Australian artist, painter and ceramicist, Doris Lucy Eleanor Bloomfield Boyd (née Gough), was born on 20 November, 1888. Doris Gough was the youngest of six children, born to Victorian Naval Forces Lieutenant, Thomas Bunbury Gough, and Evelyn Anna Walker Gough (née Rigg). Doris grew up in an unusual household, in which her mother’s buoyant spirit, radical politics and Christian Science faith contrasted with her father’s conservative background and temperament. Her family line ran directly back to Thomas Bunbury Gough, a Dean of Derry, brother to the great soldier Hugh Gough, the 1st Viscount Gough.

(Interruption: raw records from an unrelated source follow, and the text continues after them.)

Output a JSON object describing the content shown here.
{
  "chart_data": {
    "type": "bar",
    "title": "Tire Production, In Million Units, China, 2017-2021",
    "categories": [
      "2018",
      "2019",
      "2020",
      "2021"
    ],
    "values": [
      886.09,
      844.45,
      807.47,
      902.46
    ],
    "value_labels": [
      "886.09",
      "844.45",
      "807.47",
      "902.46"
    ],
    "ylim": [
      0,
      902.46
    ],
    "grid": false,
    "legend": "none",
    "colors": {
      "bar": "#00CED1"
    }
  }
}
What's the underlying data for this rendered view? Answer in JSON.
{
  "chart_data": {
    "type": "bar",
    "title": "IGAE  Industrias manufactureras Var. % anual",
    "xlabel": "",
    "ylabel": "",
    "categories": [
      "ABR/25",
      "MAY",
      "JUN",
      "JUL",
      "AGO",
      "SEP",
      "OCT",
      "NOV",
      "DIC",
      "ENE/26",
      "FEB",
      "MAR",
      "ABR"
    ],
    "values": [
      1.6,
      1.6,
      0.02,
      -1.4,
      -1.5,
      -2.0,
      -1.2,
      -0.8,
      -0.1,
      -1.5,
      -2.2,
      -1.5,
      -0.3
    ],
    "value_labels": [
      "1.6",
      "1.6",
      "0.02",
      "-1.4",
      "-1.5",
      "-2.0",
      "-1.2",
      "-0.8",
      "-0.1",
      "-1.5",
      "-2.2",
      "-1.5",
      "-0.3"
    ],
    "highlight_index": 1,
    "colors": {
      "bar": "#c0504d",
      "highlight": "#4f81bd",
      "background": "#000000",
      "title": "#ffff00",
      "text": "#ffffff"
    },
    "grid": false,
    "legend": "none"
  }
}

Bunbury Gough was a Lieutenant in the Victorian Navy from 1885-1888. As Lieutenant, he was in charge of running the HMVS Cerberus, when the Commander was not on board. Outside of his naval career in Victoria, he worked variously as a merchant, as an insurance agent, and as a commission agent, as did his father-in-law. Evelyn was co-proprietor of The Sun: A Society Courier.
Doris Gough studied under Bernard Hall and Frederick McCubbin at the National Gallery School where she met Merric Boyd, a fellow student and potter. Boyd came from a background of artists who collectively formed the Boyd family dynasty. In 1915, she married him, and together they raised five children:
- Lucy Evelyn Gough Boyd (1916–2009), painter, ceramic decorator, who married Hatton Beck (1901–1994), ceramist, potter and sculptor.

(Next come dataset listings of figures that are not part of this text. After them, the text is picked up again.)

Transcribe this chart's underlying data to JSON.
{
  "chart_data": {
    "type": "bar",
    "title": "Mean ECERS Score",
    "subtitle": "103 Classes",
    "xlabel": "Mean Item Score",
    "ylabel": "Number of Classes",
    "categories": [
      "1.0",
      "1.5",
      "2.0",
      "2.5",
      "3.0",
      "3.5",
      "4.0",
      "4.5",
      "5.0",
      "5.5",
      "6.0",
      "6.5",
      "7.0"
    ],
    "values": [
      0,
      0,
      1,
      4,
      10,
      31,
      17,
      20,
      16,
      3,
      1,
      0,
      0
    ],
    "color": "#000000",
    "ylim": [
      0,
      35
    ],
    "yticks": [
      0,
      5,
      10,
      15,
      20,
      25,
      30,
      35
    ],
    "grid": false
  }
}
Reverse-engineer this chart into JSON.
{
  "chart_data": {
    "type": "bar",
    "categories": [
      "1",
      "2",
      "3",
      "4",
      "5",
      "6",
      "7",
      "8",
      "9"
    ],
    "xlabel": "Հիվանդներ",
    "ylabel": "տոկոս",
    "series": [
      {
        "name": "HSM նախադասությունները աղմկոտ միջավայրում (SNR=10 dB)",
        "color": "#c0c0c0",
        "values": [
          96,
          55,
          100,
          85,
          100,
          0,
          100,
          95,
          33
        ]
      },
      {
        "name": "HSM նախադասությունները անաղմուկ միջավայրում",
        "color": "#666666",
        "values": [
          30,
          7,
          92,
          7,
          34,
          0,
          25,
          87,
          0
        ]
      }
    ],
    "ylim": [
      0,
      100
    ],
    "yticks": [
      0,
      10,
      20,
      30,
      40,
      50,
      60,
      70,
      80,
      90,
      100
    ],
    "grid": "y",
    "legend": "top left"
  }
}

- Arthur Merric Bloomfield Boyd (1920–1999), painter, who married Yvonne Lennie, painter.
- Guy Martin à Beckett Boyd (1923–1988), early poet, potter and sculptor, married Phyllis Emma Nairn.
- David Fielding Gough Boyd (1924–2011), potter, painter, married Hermia Lloyd-Jones, ceramic decorator, artist and stage designer.

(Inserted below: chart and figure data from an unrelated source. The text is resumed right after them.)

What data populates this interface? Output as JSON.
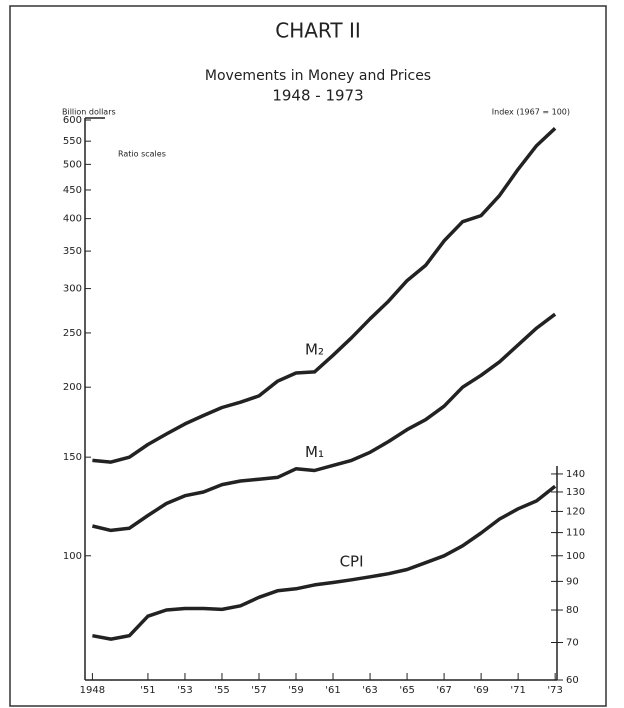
{
  "chart_data": {
    "type": "line",
    "title": "CHART II",
    "subtitle": "Movements in Money and Prices",
    "period": "1948 - 1973",
    "ylabel": "Billion dollars",
    "y2label": "Index (1967 = 100)",
    "annotation": "Ratio scales",
    "log_scale": true,
    "x": [
      1948,
      1949,
      1950,
      1951,
      1952,
      1953,
      1954,
      1955,
      1956,
      1957,
      1958,
      1959,
      1960,
      1961,
      1962,
      1963,
      1964,
      1965,
      1966,
      1967,
      1968,
      1969,
      1970,
      1971,
      1972,
      1973
    ],
    "xlim": [
      1947.6,
      1973.1
    ],
    "xticks": [
      {
        "value": 1948,
        "label": "1948"
      },
      {
        "value": 1951,
        "label": "'51"
      },
      {
        "value": 1953,
        "label": "'53"
      },
      {
        "value": 1955,
        "label": "'55"
      },
      {
        "value": 1957,
        "label": "'57"
      },
      {
        "value": 1959,
        "label": "'59"
      },
      {
        "value": 1961,
        "label": "'61"
      },
      {
        "value": 1963,
        "label": "'63"
      },
      {
        "value": 1965,
        "label": "'65"
      },
      {
        "value": 1967,
        "label": "'67"
      },
      {
        "value": 1969,
        "label": "'69"
      },
      {
        "value": 1971,
        "label": "'71"
      },
      {
        "value": 1973,
        "label": "'73"
      }
    ],
    "ylim": [
      60,
      605
    ],
    "yticks": [
      100,
      150,
      200,
      250,
      300,
      350,
      400,
      450,
      500,
      550,
      600
    ],
    "y2lim": [
      60,
      605
    ],
    "y2ticks": [
      60,
      70,
      80,
      90,
      100,
      110,
      120,
      130,
      140
    ],
    "series": [
      {
        "name": "M₂",
        "color": "#222222",
        "values": [
          148,
          147,
          150,
          158,
          165,
          172,
          178,
          184,
          188,
          193,
          205,
          212,
          213,
          228,
          245,
          265,
          285,
          310,
          330,
          365,
          395,
          405,
          440,
          490,
          540,
          580
        ]
      },
      {
        "name": "M₁",
        "color": "#222222",
        "values": [
          113,
          111,
          112,
          118,
          124,
          128,
          130,
          134,
          136,
          137,
          138,
          143,
          142,
          145,
          148,
          153,
          160,
          168,
          175,
          185,
          200,
          210,
          222,
          238,
          255,
          270
        ]
      },
      {
        "name": "CPI",
        "color": "#222222",
        "axis": "y2",
        "values": [
          72,
          71,
          72,
          78,
          80,
          80.5,
          80.5,
          80.2,
          81.4,
          84.3,
          86.6,
          87.3,
          88.7,
          89.6,
          90.6,
          91.7,
          92.9,
          94.5,
          97.2,
          100,
          104.2,
          109.8,
          116.3,
          121.3,
          125.3,
          133.1
        ]
      }
    ]
  }
}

- Mary Elizabeth Boyd (1926–2016), a pottery enthusiast and photographer who firstly married, John Perceval, painter, potter, and sculptor, and had four children. and later, Sir Sidney Nolan, painter, becoming Lady Nolan.
Doris decorated many of Merric Boyd’s works from 1920-1930. These were mostly pieces for domestic use, featuring Australian flora and fauna. Sadly, the Boyd’s Murrumbeena studio and Merric’s pottery were destroyed by fire in 1926.
With a strong faith in Christian Science, Doris influenced her husband, an epileptic, to convert in his latter years. She died on 13 June 1960, nine months after Merric. They are buried side by side at Brighton General Cemetery, Caulfield South, Victoria, Australia.